Plasmid design or host adaptation is also likely to account for phylogenetic specificities in MOB and MPF modules. This is analogous to the evolution of prokaryotic chromosomes. Although rampant recombination could have taken place and eroded phylogenetic lineages, this has not happened, because some core genes are rarely successfully exchanged (88
). What makes prokaryotic classification useful and meaningful appears to do the same job in plasmid classification, respecting mobility systems most likely because of the adaptive coevolution of the different elements of the mobility machinery with the host.

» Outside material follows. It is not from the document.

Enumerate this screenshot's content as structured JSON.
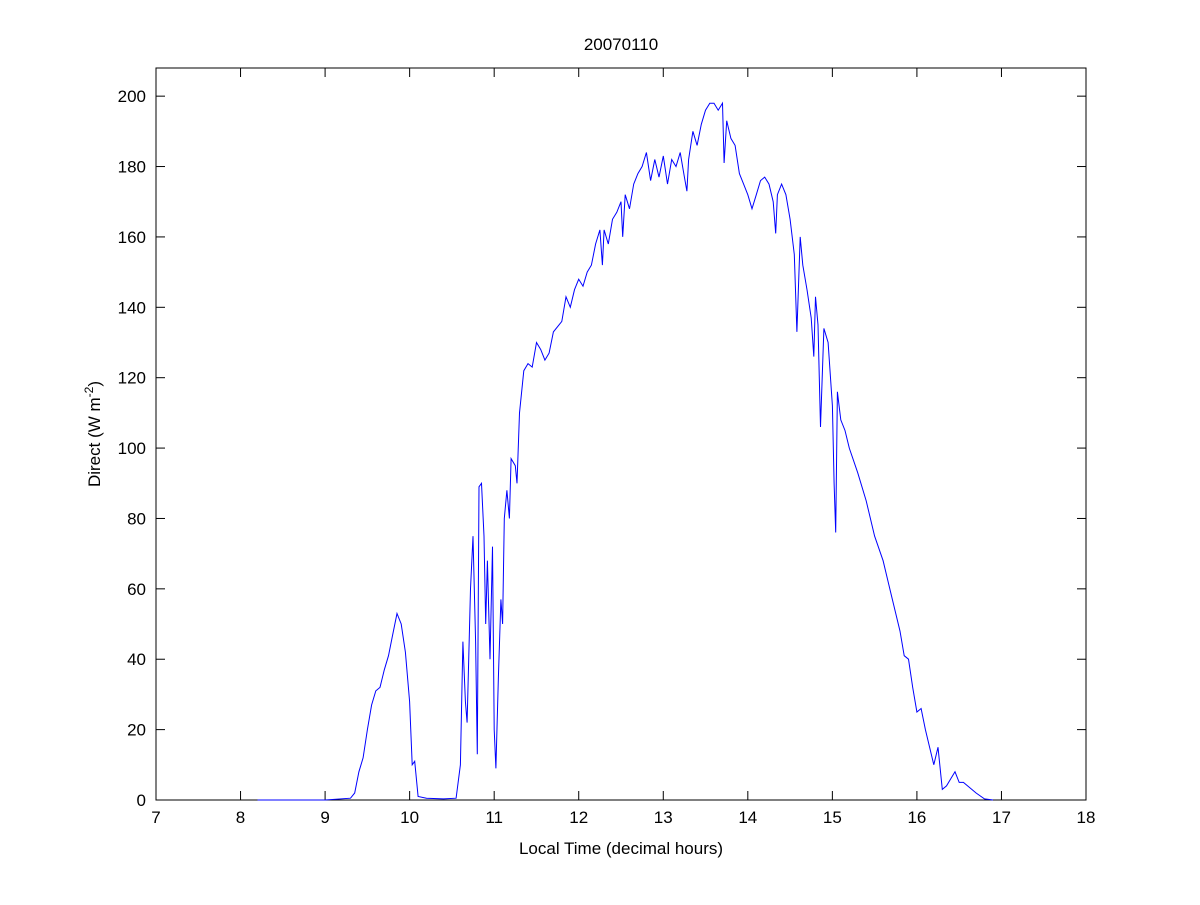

According to the interpretation of the sequence analysis carried out in this work, we found 15% conjugative, 24% mobilizable, and 61% nontransmissible plasmids in prokaryotes. In proteobacteria, for which our predictions are more accurate, the percentages are not so different, 28%, 23%, and 49%, respectively. Thus, about half of the plasmids are nontransmissible, and the remaining ones are divided more or less evenly between conjugative and mobilizable plasmids. This finding suggests that many evolutionary models of plasmid evolution requiring high rates of horizontal spread for plasmid survival might have to be revised to account for the fact that at least half of the plasmids probably have low transfer rates. Our phylogenetic analysis shows rare transfer between distant phyla and describes the evolutionary history of T4SSs. MPFT
is by far the most abundant T4SS, and MPFG
might derive from an ancestral MPFT
. However, MPFI
and T4SSs from other clades have not derived from MPFT
, which seems to be a proteobacterial invention. The high frequency of MPFT
occurrence might reflect a particularly successful design, even though such plasmids are notoriously poorly functioning for mating in liquid media (16
). It might also result from some bias toward sequencing host-associated proteobacteria. The incoming metagenomic data should be able to provide more-accurate and less-biased estimates of the diversity and frequency of the different types of MPF and MOB. In any case, a full account of the evolutionary history of conjugation will require a parallel study of ICEs and the uncovering of conjugation mechanisms in prokaryotes lacking identifiable T4SSs and/or relaxases, that is, the vast majority of prokaryotes.